The theatre was three storeys, and was 66 feet wide, 248 feet deep with a 60 by 63 foot stage.

The earliest theatre included a hotel providing a public bar and tobacconist. The entry to the stalls and pit were via a fountain decorated with satyrs and other female figures. The auditorium ceiling was decorated with a number of cornices featuring egg and dart, chain and bead and other features. The cornices were decorated in rose, shamrock and thistle designs in green, salmon, blue and gold. Each side of the stage featured a pillar decorated in gold accents.

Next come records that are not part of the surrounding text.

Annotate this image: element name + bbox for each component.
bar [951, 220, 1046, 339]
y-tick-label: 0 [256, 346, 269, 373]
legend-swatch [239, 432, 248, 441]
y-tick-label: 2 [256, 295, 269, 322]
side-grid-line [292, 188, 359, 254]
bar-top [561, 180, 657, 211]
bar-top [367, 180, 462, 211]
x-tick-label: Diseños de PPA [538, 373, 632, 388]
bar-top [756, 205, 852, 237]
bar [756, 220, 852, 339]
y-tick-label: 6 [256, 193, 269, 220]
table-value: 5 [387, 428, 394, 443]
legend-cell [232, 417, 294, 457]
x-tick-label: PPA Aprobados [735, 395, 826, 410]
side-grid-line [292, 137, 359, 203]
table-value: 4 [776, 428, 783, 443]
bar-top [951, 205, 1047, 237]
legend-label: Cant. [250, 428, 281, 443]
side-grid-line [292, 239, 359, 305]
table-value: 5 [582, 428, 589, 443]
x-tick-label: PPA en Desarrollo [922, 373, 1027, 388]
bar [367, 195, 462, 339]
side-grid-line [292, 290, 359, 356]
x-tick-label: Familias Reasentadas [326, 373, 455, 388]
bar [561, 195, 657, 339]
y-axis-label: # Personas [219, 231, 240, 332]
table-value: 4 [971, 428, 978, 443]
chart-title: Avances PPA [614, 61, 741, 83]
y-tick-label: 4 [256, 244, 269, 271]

Seats in the Dress Circle were in maroon velvet, as was the stage curtain. Stall seating was wooden chairs. Asbestos fire proof paint was used in the scenery, backstage and wings area to reduce the risk of fire. Ventilation was provided by air forced through earthenware pipes. The ceiling was designed to assist hot air to dissipate via a sliding section which was added to the theatre in 1901 by architect, William Pitt. The 1920 remodel of the theatre provided for additional seating, with the removal of the gallery and old dress circle. Another series of renovations occurred in 1941. Dressing rooms for performers were hot particularly in Brisbane summers.

== Seating ==
The main auditorium could seat 1,911 people. This included dress circle, private boxes, stall and gallery seating.

== Productions ==
The chief productions at the theatre were initially opera. In 1901 alone, 29 different opera productions were offered at Her Majesty's. Four theatre companies produced plays at the theatre. The theatre was the largest in Brisbane. J.C. Williamson's company held the lease on the theatre for over 80 years. Films were also shown there.

== Famous performers ==

- Dame Clara Butt, a British contralto sang at a concert at His Majesty's in 1925
- Anna Pavlova and her ballet company toured in the 1920s
- Ignacy Paderewski, the polish pianist toured in 1928
- Nellie Melba and Gladys Moncrieff
- Sir Laurence Olivier and Vivien Leigh performed at the theatre in 1948
- Bob Dyer
- Dame Sybil Thorndike brought her company to perform there in 1932

The final performance at the theatre was the Lord Mayor's Command Performance on 16 October 1983, which featured Australian and English performers, compered by Bobby Limb. Performers included Margaret Noonan, Brian Doyle, Barry Crocker, Reg Varney and Johnny Young.

== Demolition ==
With the redevelopment of Queen Street in Brisbane's Central Business District to become a closed pedestrian mall following the 1982 Commonwealth Games, Her Majesty's was earmarked for demolition by the Kern Corporation. Despite community protest, the theatre was demolished on 23 October 1983 to make way for the Hilton Hotel and Wintergarden shopping centre in Brisbane's Central Business District. A Union ban on site over the preservation of the façade of the theatre caused delays. Despite assurances that the façade would be incorporated into the new building, demolition work destroyed the entire complex.

== Plans of the building ==
Plans of the theatre are held at State Library of Queensland.

Selected programmes from productions performed at the theatre are held in the University of Queensland Fryer Library.